Mediocre Expectations

     Kierkegaard, in Works of Love (2009, p. 246) writes that “The eternal does not even understand, it divorces itself as vanity the cleverness which speaks only about the extent to which one’s expectation has been fulfilled but does not at all consider just what the expectation was. In eternity everyone will be compelled to understand that it is not the result which determines honour and shame, but the expectation itself. Therefore, in eternity it is precisely the unloving one, who perhaps was proved right in what he [frivolously], enviously, hatefully expected for the other person, who will be put to shame — although his expectation was fulfilled”. Expectations matter. But what may be even more important than our expectation is an awareness of them and then being able to act on them authentically; genuinely.
     I remember reading a case about a man who desperately wanted a divorce, but was unable to ask his wife for one for multiple reasons. Instead, he began verbally and emotionally abusing her. It started a little at a time with passive aggressive comments about her cooking, her weight, or how long it took her to get ready. These escalated into more direct comments about who she was a person, how she was a failure, and could never make anyone happy. This went on for several months, nearly a year, before, she had an affair and left eventually left him.
     After the divorce he found himself in therapy trying to make sense of why he wasn’t happy.
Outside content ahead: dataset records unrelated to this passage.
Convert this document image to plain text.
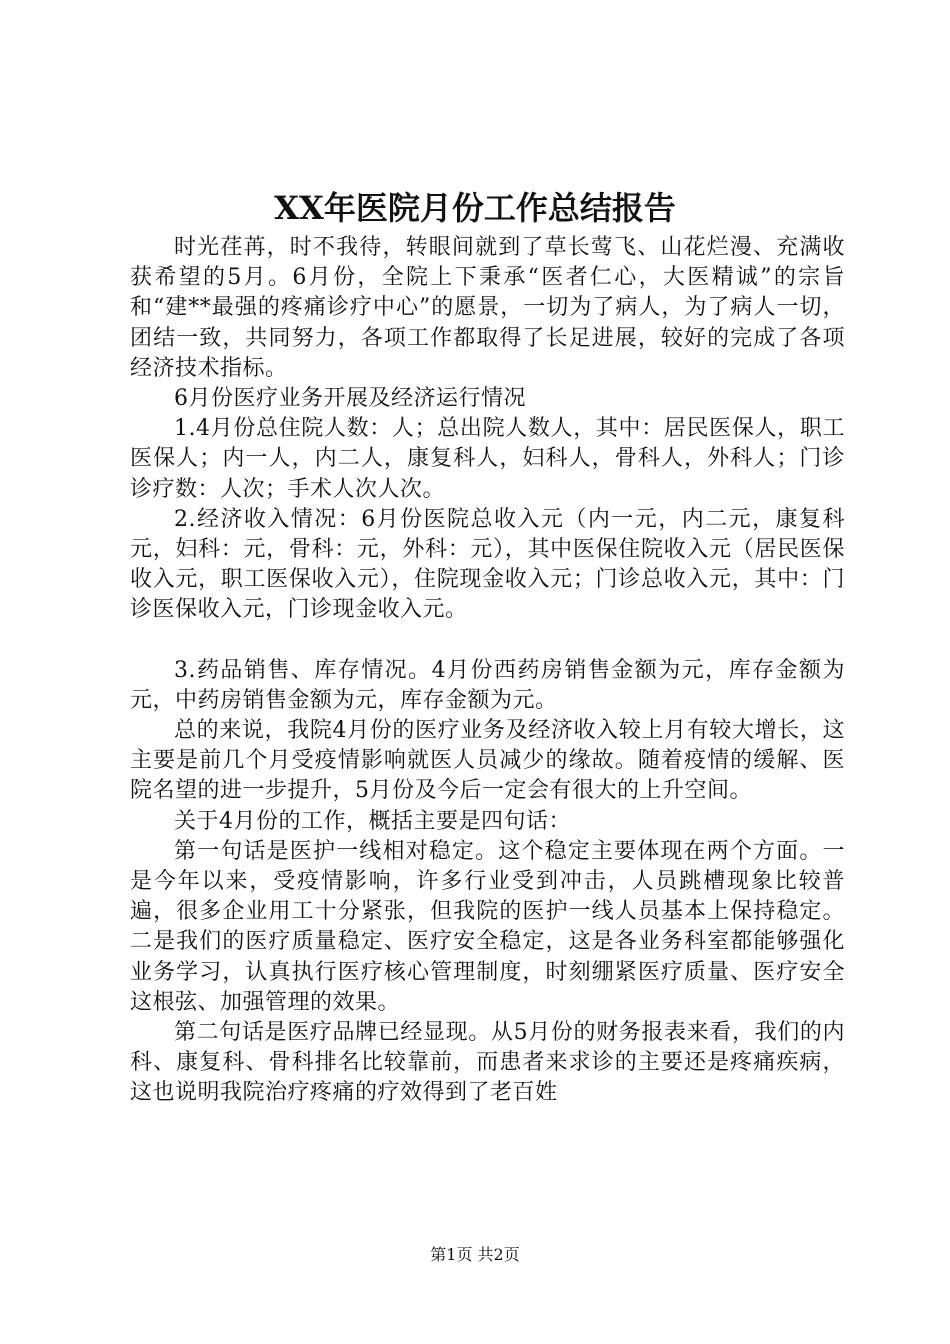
XX年医院月份工作总结报告

时光荏苒，时不我待，转眼间就到了草长莺飞、山花烂漫、充满收获希望的5月。6月份，全院上下秉承“医者仁心，大医精诚”的宗旨和“建**最强的疼痛诊疗中心”的愿景，一切为了病人，为了病人一切，团结一致，共同努力，各项工作都取得了长足进展，较好的完成了各项经济技术指标。

6月份医疗业务开展及经济运行情况

1.4月份总住院人数：人；总出院人数人，其中：居民医保人，职工医保人；内一人，内二人，康复科人，妇科人，骨科人，外科人；门诊诊疗数：人次；手术人次人次。

2.经济收入情况：6月份医院总收入元（内一元，内二元，康复科元，妇科：元，骨科：元，外科：元），其中医保住院收入元（居民医保收入元，职工医保收入元），住院现金收入元；门诊总收入元，其中：门诊医保收入元，门诊现金收入元。

3.药品销售、库存情况。4月份西药房销售金额为元，库存金额为元，中药房销售金额为元，库存金额为元。

总的来说，我院4月份的医疗业务及经济收入较上月有较大增长，这主要是前几个月受疫情影响就医人员减少的缘故。随着疫情的缓解、医院名望的进一步提升，5月份及今后一定会有很大的上升空间。

关于4月份的工作，概括主要是四句话：

第一句话是医护一线相对稳定。这个稳定主要体现在两个方面。一是今年以来，受疫情影响，许多行业受到冲击，人员跳槽现象比较普遍，很多企业用工十分紧张，但我院的医护一线人员基本上保持稳定。二是我们的医疗质量稳定、医疗安全稳定，这是各业务科室都能够强化业务学习，认真执行医疗核心管理制度，时刻绷紧医疗质量、医疗安全这根弦、加强管理的效果。

第二句话是医疗品牌已经显现。从5月份的财务报表来看，我们的内科、康复科、骨科排名比较靠前，而患者来求诊的主要还是疼痛疾病，这也说明我院治疗疼痛的疗效得到了老百姓

第1页 共2页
After several months, the therapist asked, if he could remarry his ex-wife, would he?  After thinking about it, he said no. The therapist then asked, “so, what’s the problem?” The client looked up and said, “the problem is, she left me and I was supposed to leave her.”
     These things may seem like technicalities or hair splitting, but they matter because they expose intent. If this man had been authentic and asked his wife for a divorce there would have been fighting, but there was plenty of that anyway. What he would have retained is the knowledge that he was honest; i.e., genuine because his intent was congruent with his act. And who knows, maybe a marriage could’ve been saved because both parties would know something was wrong. With his passive aggressive and inauthentic actions, his wife, and his self, were merely fighting shadows. Inauthenticity produces anxiety that takes an excessive amount of time to abate. Authenticity may produce discomfort and fear, but not anxiety. Discomfort and fear may give way to acceptance and courage. If anxiety as the byproduct of inauthentic actions, it merely conceives more anxiety.